INVESTIGATIONS ON THE SURFACE PROPERTIES OF ARSENIC AND BORON MINERALS AND THEIR FLOTATION SEPARATION
Film - Micro Flotation, Critical Surface Tension
Boron ores have distinct issues related to their sparingly soluble nature, resulting in the accumulation of undesirable levels of solubilized species spreading to the surrounding area and water contamination. The presence of arsenic sulphides such as realgar and orpiment can potentially cause even greater problems to the environment due to their toxicity. Arsenic contamination in water sources is a significant environmental issue in some regions, leading to adverse health impacts and requiring remediation measures. A detailed experimental investigation was conducted to study the fundamental surface properties of arsenic-bearing minerals. Based on the previous research on the relationship between native floatability and crystal structure, realgar and orpiment were known to be inherently hydrophobic. In this work, realgar is shown to be more hydrophobic than orpiment due to the additional role of its capacity to form elemental sulphur. Such differences were studied through the determination of wettability profiles from film-flotation experiments for arsenic-bearing minerals, but also other sulphide minerals. Although, it is an oxidation product from arsenic sulphides, arsenolite (As2O3) was found to be strongly hydrophobic, which was characterized with respect to pH and reactions with metal ions. A UV method was developed based on quantitative analysis of elemental sulphur from solvent extraction of sulphide minerals, which was correlated with their film-flotation profiles. Monoclinic pyrrhotite indicates much greater amounts of elemental sulphur on its surface than hexagonal pyrrhotite.

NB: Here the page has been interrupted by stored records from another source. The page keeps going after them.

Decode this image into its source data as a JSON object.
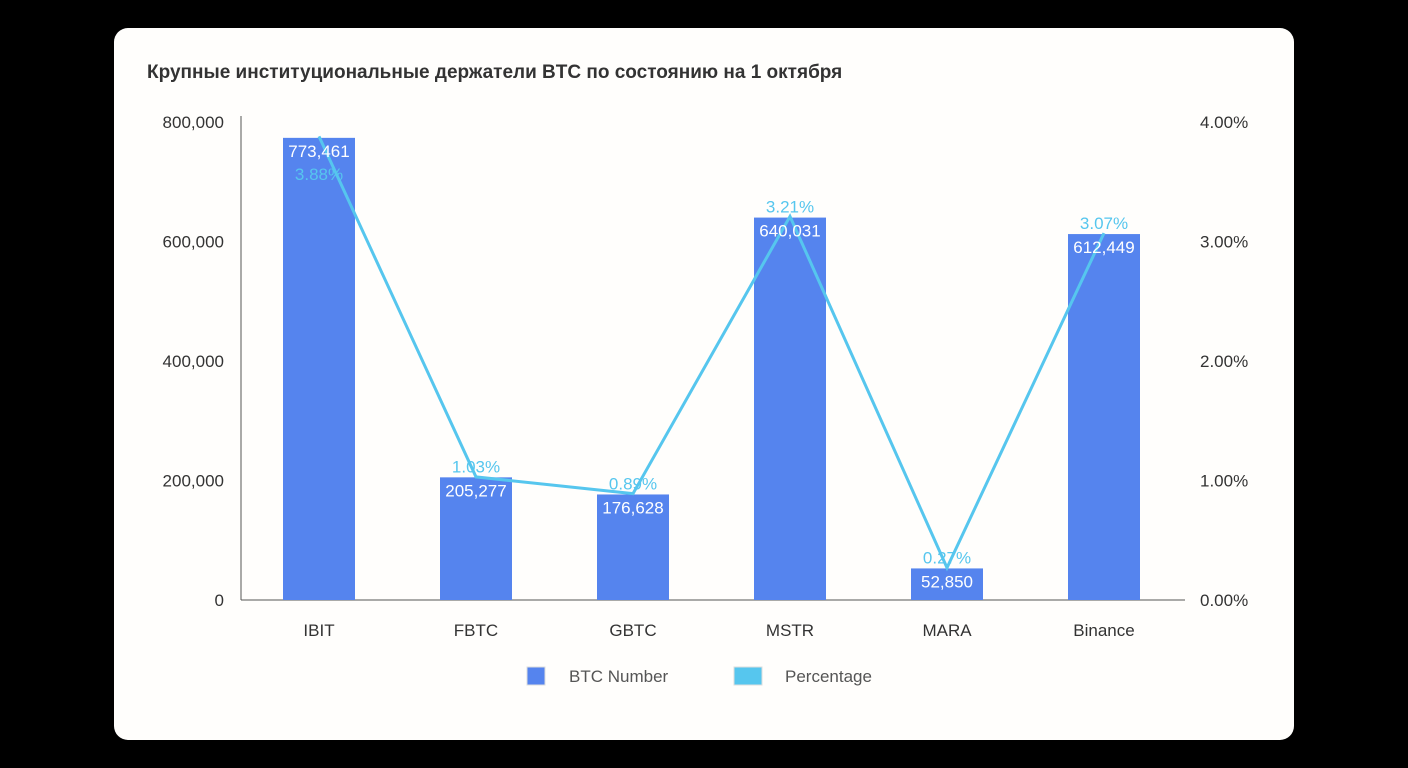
{
  "chart_data": {
    "type": "bar",
    "title": "Крупные институциональные держатели BTC по состоянию на 1 октября",
    "categories": [
      "IBIT",
      "FBTC",
      "GBTC",
      "MSTR",
      "MARA",
      "Binance"
    ],
    "series": [
      {
        "name": "BTC Number",
        "type": "bar",
        "axis": "left",
        "color": "#5584ee",
        "values": [
          773461,
          205277,
          176628,
          640031,
          52850,
          612449
        ],
        "labels": [
          "773,461",
          "205,277",
          "176,628",
          "640,031",
          "52,850",
          "612,449"
        ]
      },
      {
        "name": "Percentage",
        "type": "line",
        "axis": "right",
        "color": "#56c6ee",
        "values": [
          3.88,
          1.03,
          0.89,
          3.21,
          0.27,
          3.07
        ],
        "labels": [
          "3.88%",
          "1.03%",
          "0.89%",
          "3.21%",
          "0.27%",
          "3.07%"
        ]
      }
    ],
    "ylim": [
      0,
      800000
    ],
    "y2lim": [
      0,
      4
    ],
    "yticks": [
      "0",
      "200,000",
      "400,000",
      "600,000",
      "800,000"
    ],
    "y2ticks": [
      "0.00%",
      "1.00%",
      "2.00%",
      "3.00%",
      "4.00%"
    ],
    "legend_position": "bottom",
    "grid": false
  }
}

FTIR studies provided additional support for the presence of elemental sulphur on sulphide minerals, but the quantitative correlation with film-floatability and UV studies was lacking, which was attributed to the much finer particle size range required in the KBr methodology. Micro-flotation experiments were carried out with single minerals and mixed minerals involving realgar-orpiment-arsenolite and colemanite. Micro-flotation results were in general agreement with film-flotation results. Both direct flotation and reverse flotation approaches were tested for the separation of arsenic minerals. The kerosene flotation system involving sodium silicate as a depressant for colemanite was found to be the best option for the removal of arsenic minerals.